Spring cleaning underway in Chestermere


    Operator Gene Short with his street sweepers at the public works yard April 13. Photo by Jeremy Broadfield

    Despite the return of wintry weather last week, Chestermerians will notice roads crews getting to some spring cleaning with street sweeping underway in Chestermere.
    “Our main goal is to get everything off the ground in a timely fashion but in a safe way as well,” said Chestermere Roads Supervisor Greg Perrault.
    The reason the city clears the streets every spring is to address safety concerns posed by debris on the road.
    Streets are also cleared to prevent the debris from clogging and damaging the city’s storm water system.
    “We don’t want the debris from winter to fall into and clog up our storm system,” Perrault said, “so we try and make sure we get that before we start seeing the rainy system.”
    The city operates a fleet of three street sweepers. There are two larger trucks that are the main sweepers collecting the bulk of road debris.
    There is also a third smaller truck used to clear cul-de-sacs and city parking lots.
    “It’s a little bit smaller and helps us maneuver into tighter areas,” said Perrault.
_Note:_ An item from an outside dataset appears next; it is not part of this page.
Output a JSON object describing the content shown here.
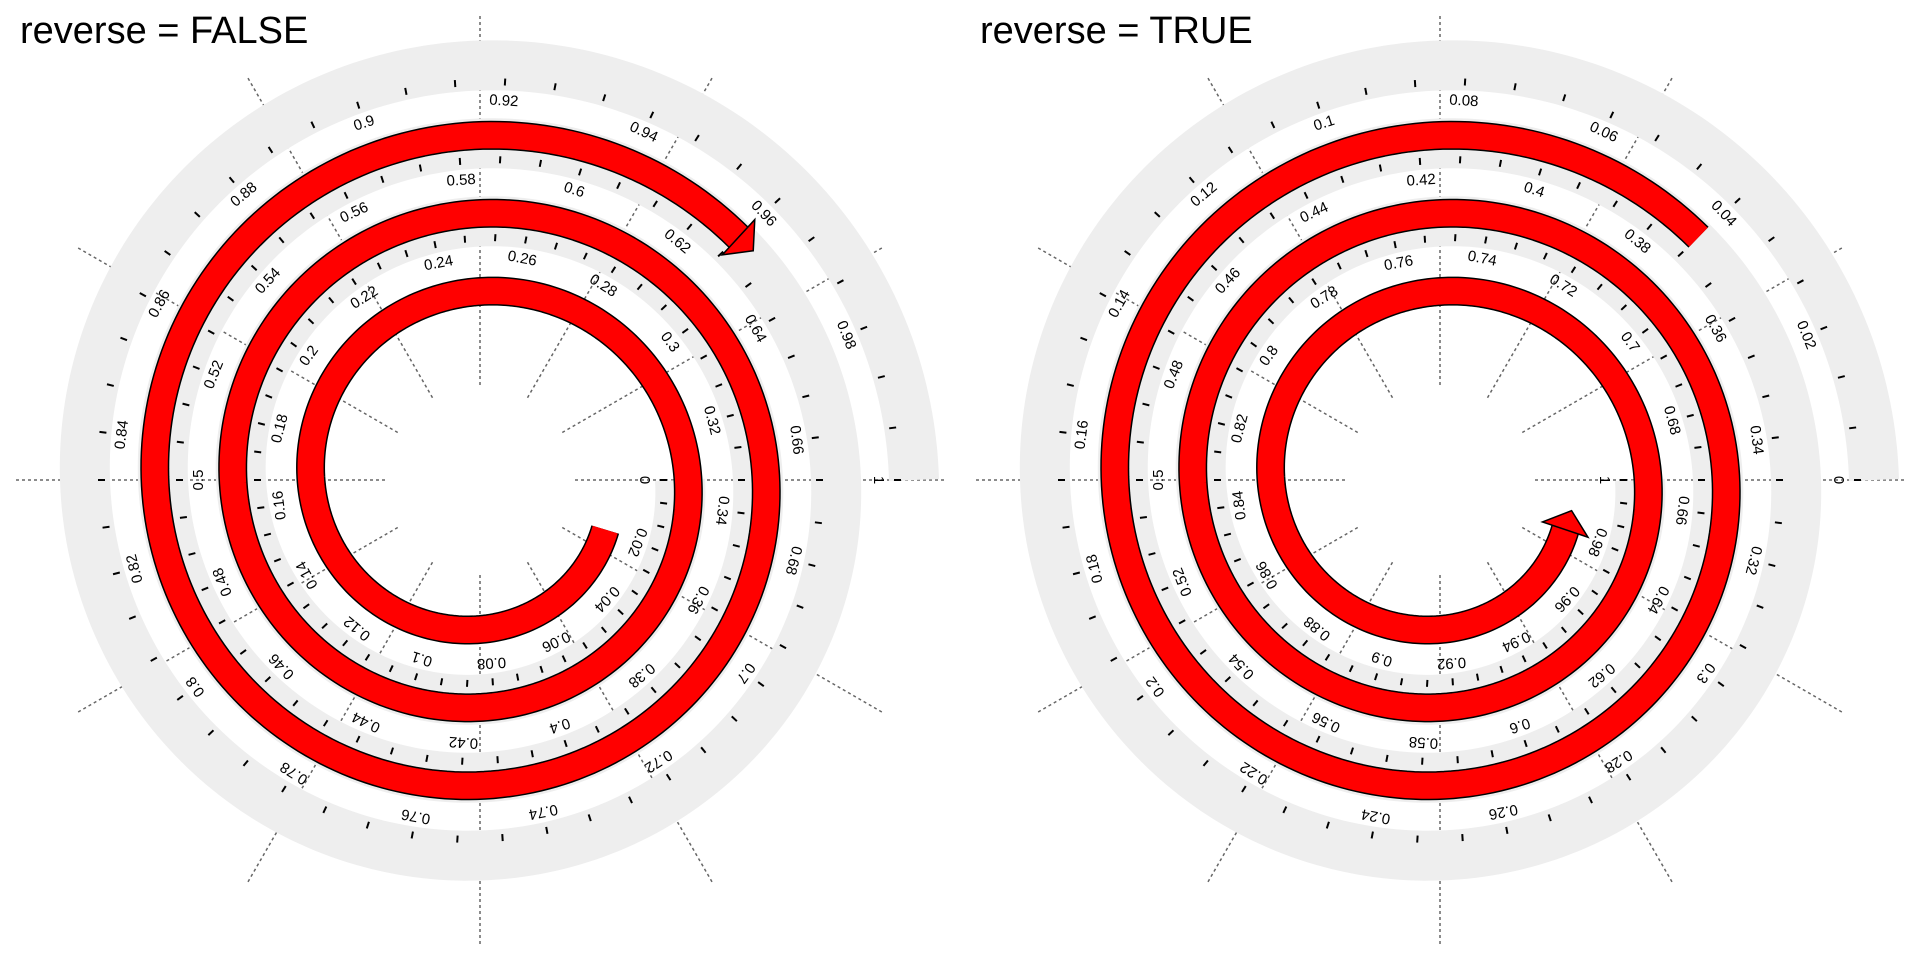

    Like in the winter with snow clearing, roads crews follow a priority system when cleaning the streets.
    Major roads that receive the most sanding and traction products through the winter are swept first.
    “We call that bulk sweeping, so we’ll go out and get the highways the major arteries and pick up the large amounts that we dropped over the winter,” he said.
    Once these roads are completed, the city uses a system of zones dividing the rest of the city to quickly and efficiently clean up the rest of Chestermere’s roads.
    The goal of roads crews is to spend three to four days cleaning in each zone before moving onto the next one.
    As crews move from neighbourhood to neighbourhood they ask that residents move vehicles and other personal property off the streets.
    “We ask our residents to…help us the best they can with removing all objects including sports equipment, bumper pads for driveways so that we can get into these areas more efficiently,” he said.
    Temporary road signs along with social media posts and information on the city’s website are used to alert residents when street sweeping crews will be working in their neighbourhood.
    “We do give our residents 24-hours notice before we enter into a zone,” said Perrault, “we love to give lots of notice.”
    When vehicles aren’t moved bylaw officers use a graduated approach to enforcement.
    “Generally, what they’ve done in the past is given warning tickets to residents, just to remind them that we’re in the area and we hope within the next day that they’ve complied with that and moved their vehicle,” he said.
    After the warning, enforcement increases and can include a fine of $75.
    The process of street sweeping involves both the sweeping trucks and ground crews comprised of two to three people wearing high visibility vests.
    “Generally, about five to six staff we designate to do this.
    “This is a pretty big maintenance schedule for us,” said Perrault.
    The grounds crews clear large heavy debris that could damage the sweepers.
    As the street sweepers are very slow moving vehicles it is often easy for traffic to pass them as they are cleaning near to the curbs.
    Perrault reminds drivers though to pass with caution and be aware of both oncoming traffic and that the ground crews may be on the road ahead of the sweeping truck.
    “Proceed with caution and keep in mind that there are a few ground crew members out there,” he said.
    Each of the larger trucks can work for about one to one and a half hours before they need to empty their debris tanks.
    “We…try and have a dump truck onsite in the zone for more efficiency,” he said, “so they’ll fill that so they can stay in the area.”
    The collected debris is stored at public works and is used, often by local farmers, for compaction fill. A common use for the debris is the filling of potholes in farmer’s private driveways.
    Street sweeping is weather dependent and generally lasts from April until June in Chestermere.